On the surface, it’s hard to explain what has happened:
Kyle Schwarber: .193 BA on balls in play in 2017, last among 162 qualified hitters. His peripherals look the same as earlier in his career. pic.twitter.com/tNTER9ADy7
— ESPN Stats & Info (@ESPNStatsInfo) June 22, 2017
The approach has been the same, but the results have been poor. While he had a .293 BABIP in 2015, it’s been .193 in 2017, despite a similar rate of hard-hit balls. So maybe there’s some bad luck mixed in there. Maybe the knee has bothered him. The other truth, however, is that the Cubs maybe overrated Schwarber. He had the hot stretch soon after his call-up in 2015, but over a 99-game stretch going back to August of that year he’s hitting .171, including .100 against lefties. That’s a significant stretch of being bad, interrupted by an occasional monster home run.
He’s hit 64 fly balls, but only 16 of those to right field. Seven were home runs, so when he can lift the ball to his pull side, he has great success. Trouble is, when he pulls it, it’s usually on the ground. He’s hit 58 grounders, 36 of them pulled; he’s 5-for-36 (.139) on those grounders, making him an easy player to shift. He’s better than this, and while he does draw walks, he’s going to have to reconfigure some things at the plate.
The Diamondbacks pounded one of those Rockies rookies for a second straight day, scoring nine runs off Antonio Senzatela in a 10-3 win, taking two of three in the big NL West showdown. Zack Godley was superb once again and Paul Goldschmidt did this:
— Arizona Diamondbacks (@Dbacks) June 22, 2017
Here’s the impressive thing about this hot stretch by the D-backs: Since May 25, they’ve played just six games at home, by far the fewest in the majors. They’ve still gone 17-8 since then, third-best in the majors, including 12-7 on the road.

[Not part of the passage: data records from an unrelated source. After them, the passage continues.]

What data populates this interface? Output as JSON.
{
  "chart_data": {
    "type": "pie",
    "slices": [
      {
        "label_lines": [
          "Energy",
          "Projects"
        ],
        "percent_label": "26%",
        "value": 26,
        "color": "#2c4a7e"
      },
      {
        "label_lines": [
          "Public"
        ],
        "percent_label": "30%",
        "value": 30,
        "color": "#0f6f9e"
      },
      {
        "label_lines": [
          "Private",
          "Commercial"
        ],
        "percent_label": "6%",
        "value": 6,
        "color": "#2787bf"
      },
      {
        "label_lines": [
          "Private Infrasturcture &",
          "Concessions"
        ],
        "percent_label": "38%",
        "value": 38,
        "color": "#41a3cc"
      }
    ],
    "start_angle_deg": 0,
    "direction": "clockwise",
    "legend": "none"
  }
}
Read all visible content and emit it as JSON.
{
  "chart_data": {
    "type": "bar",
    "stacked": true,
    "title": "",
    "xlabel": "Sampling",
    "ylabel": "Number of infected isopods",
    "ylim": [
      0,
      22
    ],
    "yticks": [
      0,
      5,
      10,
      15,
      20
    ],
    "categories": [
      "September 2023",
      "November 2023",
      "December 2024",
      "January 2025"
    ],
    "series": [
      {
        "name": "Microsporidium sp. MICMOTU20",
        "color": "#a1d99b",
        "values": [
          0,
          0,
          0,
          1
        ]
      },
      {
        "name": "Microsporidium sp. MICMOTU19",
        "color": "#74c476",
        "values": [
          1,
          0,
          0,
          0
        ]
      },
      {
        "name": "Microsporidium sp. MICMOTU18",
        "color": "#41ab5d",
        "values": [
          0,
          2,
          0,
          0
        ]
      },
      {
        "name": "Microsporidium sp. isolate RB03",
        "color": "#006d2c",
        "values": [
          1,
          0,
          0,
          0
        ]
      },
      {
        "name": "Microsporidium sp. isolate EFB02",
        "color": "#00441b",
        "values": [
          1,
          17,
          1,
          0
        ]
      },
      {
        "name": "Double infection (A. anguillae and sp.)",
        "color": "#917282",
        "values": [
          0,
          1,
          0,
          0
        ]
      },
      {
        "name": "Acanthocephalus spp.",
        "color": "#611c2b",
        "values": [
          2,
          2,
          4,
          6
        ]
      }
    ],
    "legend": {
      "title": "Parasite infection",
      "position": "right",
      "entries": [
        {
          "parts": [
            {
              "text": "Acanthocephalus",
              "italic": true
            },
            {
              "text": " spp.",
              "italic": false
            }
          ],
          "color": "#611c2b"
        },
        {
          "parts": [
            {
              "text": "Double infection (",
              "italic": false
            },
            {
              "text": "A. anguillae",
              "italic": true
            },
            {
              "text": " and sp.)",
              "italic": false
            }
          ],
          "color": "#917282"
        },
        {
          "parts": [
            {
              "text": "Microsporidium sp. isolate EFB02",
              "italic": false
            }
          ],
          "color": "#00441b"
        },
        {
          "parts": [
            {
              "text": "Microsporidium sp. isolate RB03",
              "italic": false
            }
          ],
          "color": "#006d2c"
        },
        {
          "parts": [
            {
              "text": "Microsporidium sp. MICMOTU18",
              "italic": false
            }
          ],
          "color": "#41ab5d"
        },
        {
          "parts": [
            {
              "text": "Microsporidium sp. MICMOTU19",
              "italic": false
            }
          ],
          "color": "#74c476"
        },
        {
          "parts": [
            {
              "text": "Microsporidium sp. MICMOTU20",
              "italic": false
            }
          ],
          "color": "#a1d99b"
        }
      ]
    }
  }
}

One more note on Freddie Freeman playing third base
Here’s another reason I doubt it works, at least long-term: When the Angels tried to move Mark Trumbo to third base in 2012, I wrote this piece. Since 1950, there had been 24 players to play at least 300 games at both third base and first base. Only one of them was a true first-to-third conversion (Enos Cabell). The others had come up through the minors primarily as third basemen. In other words: I still say this is unlikely.